Nome de placa SCIArts não vem da mescla de ciência com artes. Originalmente, é o nome de uma placa de computador: sistema de controle de instalações de artes, o que hoje os engenheiros chamam de controlador lógico programado, para entrada e saída de informações. “Foi a placa que deu nome ao grupo. Tivemos que produzi-la porque ainda não existia no mercado (hoje já estão disponíveis) e vem sendo útil desde 1996. Antes, chegamos a promover eventos de conexão com outras partes do mundo, mas era loucura o trabalho de montagem de rede, configuração de modem e ligação telefônica. Não havia tempo para a poética, o sucesso estava em conseguir a conexão”, brinca Renato Hildebrand.
O professor afirma que o diálogo surgido com o fax hoje ocorre em ambiente multimídia, o que permite poéticas mais elaboradas, sempre lidando com o conceito de interação. Alguns trabalhos do SCIArts são “Entremeios I e II” (o segundo, vencedor do prêmio Sérgio Motta), “Re-Trato”, “Por um Fio” e “Imagina”. “Re-Trato”, por exemplo, é uma instalação que recorre à idéia do “você está sendo filmado”, em que o visitante é observado por câmeras e vê o que está sendo observado. “Mas a pessoa é mostrada apenas de lado ou por trás, nunca de frente. É uma perspectiva do olhar que difere do usual por meio do espelho”, comenta.

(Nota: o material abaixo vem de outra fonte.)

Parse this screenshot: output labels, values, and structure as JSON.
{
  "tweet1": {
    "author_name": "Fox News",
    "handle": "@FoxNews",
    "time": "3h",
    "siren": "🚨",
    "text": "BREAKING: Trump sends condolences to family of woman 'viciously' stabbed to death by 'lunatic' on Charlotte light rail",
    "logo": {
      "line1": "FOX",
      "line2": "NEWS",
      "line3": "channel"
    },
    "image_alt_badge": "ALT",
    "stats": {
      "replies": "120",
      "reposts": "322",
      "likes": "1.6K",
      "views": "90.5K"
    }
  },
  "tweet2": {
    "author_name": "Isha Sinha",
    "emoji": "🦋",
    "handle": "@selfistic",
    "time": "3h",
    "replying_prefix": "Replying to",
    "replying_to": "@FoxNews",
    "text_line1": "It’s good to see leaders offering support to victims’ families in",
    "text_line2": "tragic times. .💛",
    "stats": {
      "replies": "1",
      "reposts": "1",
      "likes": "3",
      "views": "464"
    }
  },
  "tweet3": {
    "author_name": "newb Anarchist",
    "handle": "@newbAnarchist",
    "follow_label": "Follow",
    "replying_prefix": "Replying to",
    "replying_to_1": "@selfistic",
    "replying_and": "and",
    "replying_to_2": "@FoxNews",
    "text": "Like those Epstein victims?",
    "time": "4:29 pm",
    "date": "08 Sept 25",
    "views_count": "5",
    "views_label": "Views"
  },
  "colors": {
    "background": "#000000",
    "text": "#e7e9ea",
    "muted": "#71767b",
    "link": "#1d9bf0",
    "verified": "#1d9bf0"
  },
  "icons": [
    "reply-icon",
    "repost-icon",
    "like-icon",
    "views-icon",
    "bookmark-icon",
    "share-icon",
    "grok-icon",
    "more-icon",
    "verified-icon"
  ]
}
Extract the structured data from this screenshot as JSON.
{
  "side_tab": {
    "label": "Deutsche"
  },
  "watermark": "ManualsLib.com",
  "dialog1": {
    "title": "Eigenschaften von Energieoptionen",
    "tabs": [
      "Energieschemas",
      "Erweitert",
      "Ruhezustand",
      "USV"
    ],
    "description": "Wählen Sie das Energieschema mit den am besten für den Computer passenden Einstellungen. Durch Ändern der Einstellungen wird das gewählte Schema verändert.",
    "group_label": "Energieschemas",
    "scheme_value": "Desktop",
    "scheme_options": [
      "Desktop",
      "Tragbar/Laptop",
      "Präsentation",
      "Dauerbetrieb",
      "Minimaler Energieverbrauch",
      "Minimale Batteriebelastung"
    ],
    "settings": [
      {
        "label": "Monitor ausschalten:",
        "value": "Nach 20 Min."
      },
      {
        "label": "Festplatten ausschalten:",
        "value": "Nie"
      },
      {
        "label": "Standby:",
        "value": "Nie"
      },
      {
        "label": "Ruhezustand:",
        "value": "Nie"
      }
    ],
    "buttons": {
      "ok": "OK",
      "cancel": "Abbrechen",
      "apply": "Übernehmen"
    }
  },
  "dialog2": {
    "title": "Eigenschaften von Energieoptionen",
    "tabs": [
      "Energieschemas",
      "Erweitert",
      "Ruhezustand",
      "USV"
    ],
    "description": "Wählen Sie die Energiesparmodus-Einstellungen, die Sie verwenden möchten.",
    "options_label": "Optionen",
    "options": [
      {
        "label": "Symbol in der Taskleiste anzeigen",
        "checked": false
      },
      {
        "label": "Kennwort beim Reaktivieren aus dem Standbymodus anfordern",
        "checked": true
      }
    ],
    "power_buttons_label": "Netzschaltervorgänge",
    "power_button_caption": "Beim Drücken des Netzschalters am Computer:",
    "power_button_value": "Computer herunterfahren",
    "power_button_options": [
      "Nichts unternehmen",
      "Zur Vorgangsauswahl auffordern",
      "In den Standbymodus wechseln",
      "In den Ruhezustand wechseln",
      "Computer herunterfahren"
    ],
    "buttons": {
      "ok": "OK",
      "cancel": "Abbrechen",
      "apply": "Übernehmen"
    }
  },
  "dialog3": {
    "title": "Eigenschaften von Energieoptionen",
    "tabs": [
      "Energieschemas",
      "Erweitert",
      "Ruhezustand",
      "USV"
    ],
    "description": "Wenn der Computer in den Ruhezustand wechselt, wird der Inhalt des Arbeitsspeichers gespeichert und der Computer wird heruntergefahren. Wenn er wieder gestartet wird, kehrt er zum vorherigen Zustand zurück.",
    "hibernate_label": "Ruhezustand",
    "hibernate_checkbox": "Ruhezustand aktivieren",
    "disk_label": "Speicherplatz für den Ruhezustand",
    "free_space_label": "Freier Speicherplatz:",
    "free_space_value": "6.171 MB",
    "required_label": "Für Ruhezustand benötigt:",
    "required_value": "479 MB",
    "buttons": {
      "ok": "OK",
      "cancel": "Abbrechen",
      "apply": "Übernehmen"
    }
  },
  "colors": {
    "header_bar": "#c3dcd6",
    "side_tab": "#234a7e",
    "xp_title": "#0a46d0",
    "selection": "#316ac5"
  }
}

“GiraSOL” é mais um projeto que mostra como a ciência e a tecnologia inspiram as atividades do grupo. Segundo Renato Hildebrand, trabalhou-se com uma liga dita inteligente, parecida com o ferro. Aquecida em determinada temperatura, a liga pode ser moldada, como na forma de uma letra. Ela volta ao formato original quando desaquecida, mas ganhará a forma da letra sempre que atingir a mesma temperatura. Esta liga vem sendo utilizada na fabricação de prótese dentária, que é moldada na temperatura do corpo, mantendo-se sempre tensionada e eliminando a necessidade de ajustes periódicos. Se usada na armação de óculos, esta liga pode ser desamassada quando aquecida. A Unicamp é rica em matérias-primas para nossas obras de arte. Sempre que surge um material que ofereça uma boa imagem, corremos atrás”.